The wolves came during the day. They never came in the day before so I knew they were desperate. We were often hungry too, but we had learned to store food long ago and the wolves never could do such a thing. They were beautiful, graceful, powerful animals, but they were still animals and could not plan for the future like we could. There was little food in the wastelands outside of the mountains so the animals came into our borders. We became food, we became prey. The rangers patrolled the edges and shooed away any predators which came too close, but the borders were large and complex, and sometimes the fiercest of the animals would find their ways through the twisting mazes.
Torin was tending to his winter garden with my cousin Rasi when the wolves struck. Their screams echoed through the vale. We all knew immediately that someone's world had ended. My mother ran to their aid and beat the wolves away with the only tools she could find – a rake and an ax and her own sinewy strength. Rasi survived. My Torin did not.

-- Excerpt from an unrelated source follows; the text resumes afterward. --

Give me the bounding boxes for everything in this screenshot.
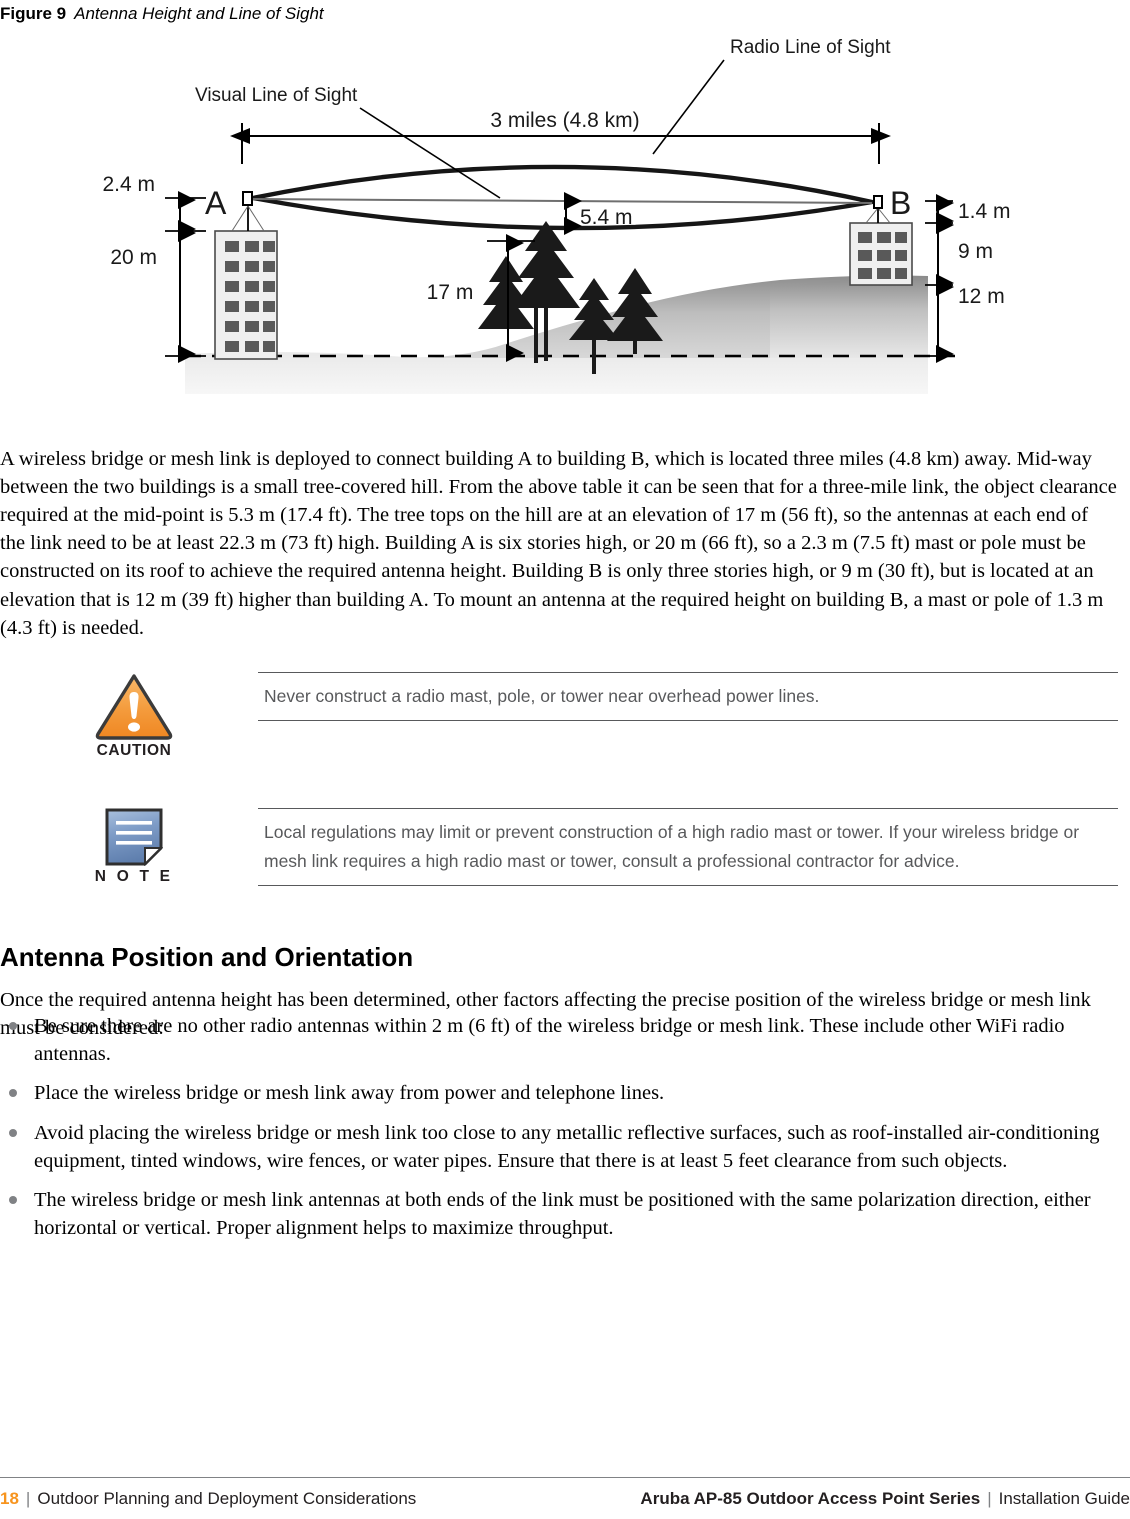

When I learned of his death, all I could feel for quite some time was overwhelming regret. I should have claimed him for my own sooner. I was planning on asking him to be my mate that very night, but fate had different plans for us. There would be no gardens or marriage or children for Torin, only cold and dark death, only the faint hope that the stories our grandparents told about webs and afterlives were true and we would one day meet again in another life. The starved wolves took Torin away and I don't think he ever knew how much I loved him. I loved his pale eyes and rich dark skin, but more than that, I loved his gentleness. He would have been a wonderful father and a kind husband, but he never was allowed to be either of those things. Torin was gone forever. I was certain I could never allow anyone else to fill the void in my soul left by hungry wolves and desolate lands.